ERZURUM(GHA) – Çocuklarda başarısızlık, saldırganlık ve içe kapanıklık gibi problemlerin görülmesinde en büyük payın, anne, baba ve yaşanılan aile ortamına ait olduğu bildirildi.
Atatürk Üniversitesi Kazım Karabekir Eğitim Fakültesi (KKEF) Eğitim Bilimleri Bölümü Öğretim Üyesi Yrd. Doç. Dr. Şükrü Düzgün, çocuklardaki kişilik gelişimi üzerinde ailenin rolünü anlattı. Düzgün, “Bir çocuğun başarılı ve özgüven sahibi olarak yetişmesi de, başarısız, saldırgan ya da içe kapanık yetişmesi de, ailesine ve yaşadığı ortama bağlı.” dedi.
AİLE ORTAMININ ÇOCUK GELİŞİMİNE ETKİSİ
Anne ve babanın, çocuk üzerinde doğumdan önce olduğu gibi, doğumdan sonraki dönemde de, bir takım etkilere neden olduğunu vurgulayan Yrd.
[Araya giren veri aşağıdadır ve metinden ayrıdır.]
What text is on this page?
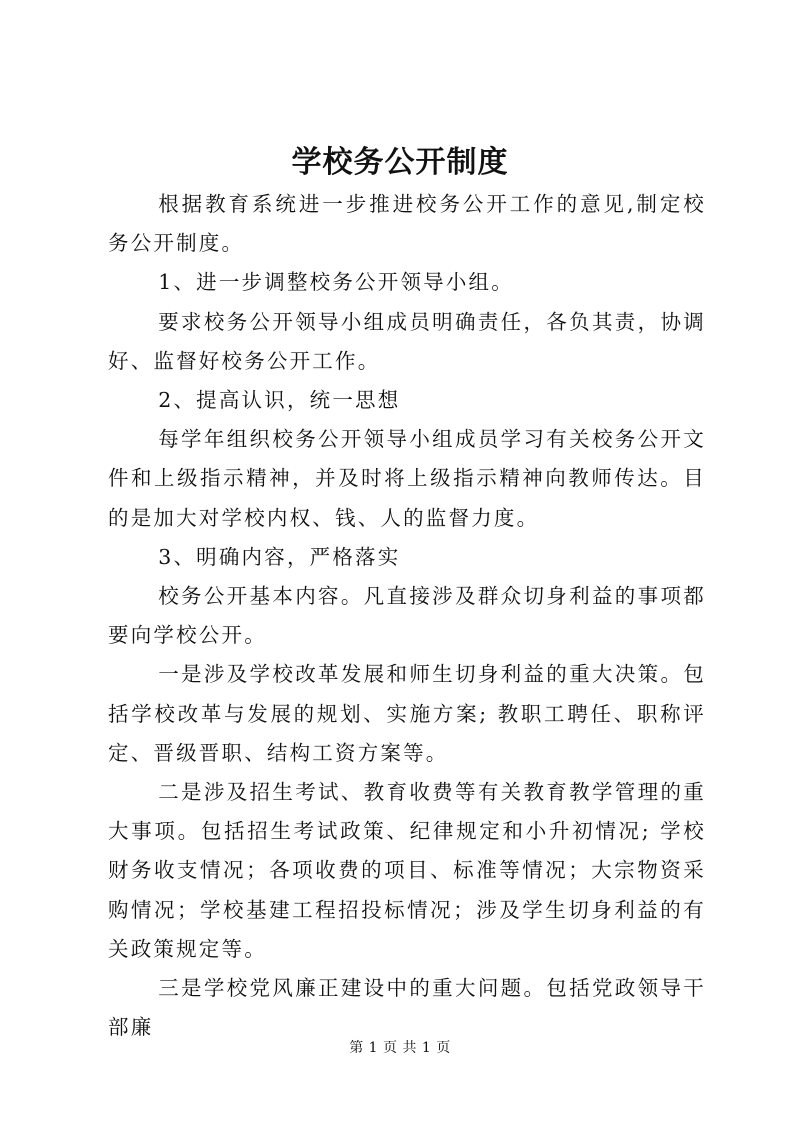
学校务公开制度

根据教育系统进一步推进校务公开工作的意见,制定校务公开制度。

1、进一步调整校务公开领导小组。

要求校务公开领导小组成员明确责任，各负其责，协调好、监督好校务公开工作。

2、提高认识，统一思想

每学年组织校务公开领导小组成员学习有关校务公开文件和上级指示精神，并及时将上级指示精神向教师传达。目的是加大对学校内权、钱、人的监督力度。

3、明确内容，严格落实

校务公开基本内容。凡直接涉及群众切身利益的事项都要向学校公开。

一是涉及学校改革发展和师生切身利益的重大决策。包括学校改革与发展的规划、实施方案; 教职工聘任、职称评定、晋级晋职、结构工资方案等。

二是涉及招生考试、教育收费等有关教育教学管理的重大事项。包括招生考试政策、纪律规定和小升初情况; 学校财务收支情况；各项收费的项目、标准等情况；大宗物资采购情况；学校基建工程招投标情况；涉及学生切身利益的有关政策规定等。

三是学校党风廉正建设中的重大问题。包括党政领导干部廉

第 1 页 共 1 页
Doç. Dr. Şükrü Düzgün, bu etkinin niteliğinin, çocuğun başarılı ya da başarısız oluşuna göre değiştiğini kaydetti. Aile ortamında olumlu ve iyi etki altında kalmış olan çocuğun, düzgün kişilikli ve başarılı bir birey olacağını kaydeden Düzgün, “İnsanların, yaşamları boyunca gösterdiği olumsuz ya da kabul edilemez davranışlar, işte bu etkilerin sonucudur. Çocuk iyi bir aile ortamından yoksun kalmışsa, doğru bir biçimde ihtiyaçları karşılanmamışsa, çocuğun sağlıklı bir kişilik geliştirmesini mümkün değildir.” diye konuştu. Küçük yaşlarda maruz kalınan olumlu ya da olumsuz etkilerin, çocuğun tüm yaşamını ilgilendirdiğini anlatan Şükrü Düzgün, bu nedenle çocuk sahibi ailelere çok büyük sorumluluklar düştüğünü dile getirdi.
//DÜZGÜN’DEN ANNE VE BABALARA ALTIN NİTELİĞİNDE TAVSİYELER
Atatürk Üniversitesi Kazım Karabekir Eğitim Fakültesi (KKEF) Eğitim Bilimleri Bölümü Öğretim Üyesi Yrd. Doç. Dr. Şükrü Düzgün, anne ve babalara altın niteliğinde tavsiyelerde bulunarak, çocuklara karşı nasıl davranılması gerektiğini anlattı. Düzgün, bir çocuğun anne ve babası tarafından her yönüyle tanınmasının şart olduğunu vurgulayarak, “Anne ve baba, çocuğunun zihinsel kapasitesi, bilgi ve beceri düzeyi ile ilgili ne tür ihtiyaçları var, bir kere bunun farkında olmalıdır. Çocuktan beklentiler, onun kapasitesi, ilgi ve ihtiyaçları doğrultusunda ayarlanmalıdır. Çocuğun, arkadaşlarıyla, çevresiyle, öğretmenleriyle olan ilişkileri bilinmeli, yakından takip edilmelidir. Çocuğa koşulsuz bir biçimde ilgi ve sevgi gösterilmelidir.” ifadelerini kullandı.
Çocukları başarısız olan ailelerin, bu durumun sorumluluğunu tek başına çocuklara yüklememeleri çağrısında bulunan Düzgün, anne ve babanın, gelinen noktada çok büyük bir paya sahip olduklarının unutulmamasını istedi. Düzgün, “Bir çocuğun aile ortamı sağlıklı değilse, anne ve baba arasında başta geçimsizlik olmak üzere çeşitli sorunlar yaşanıyorsa, çocukların ihtiyaçları tam zamanında temin edilmiyorsa, bu durum doğrudan olumsuz etkiler meydana getirecek ve çocuğun kişilik gelişimini sekteye uğratacaktır.” şeklinde konuştu.
Düzgün, “Unutulmamalıdır ki, başarılı ve sağlam karakterli çocukların gelişim çağında, muhakkak düzgün bir aile ortamı vardır.” dedi.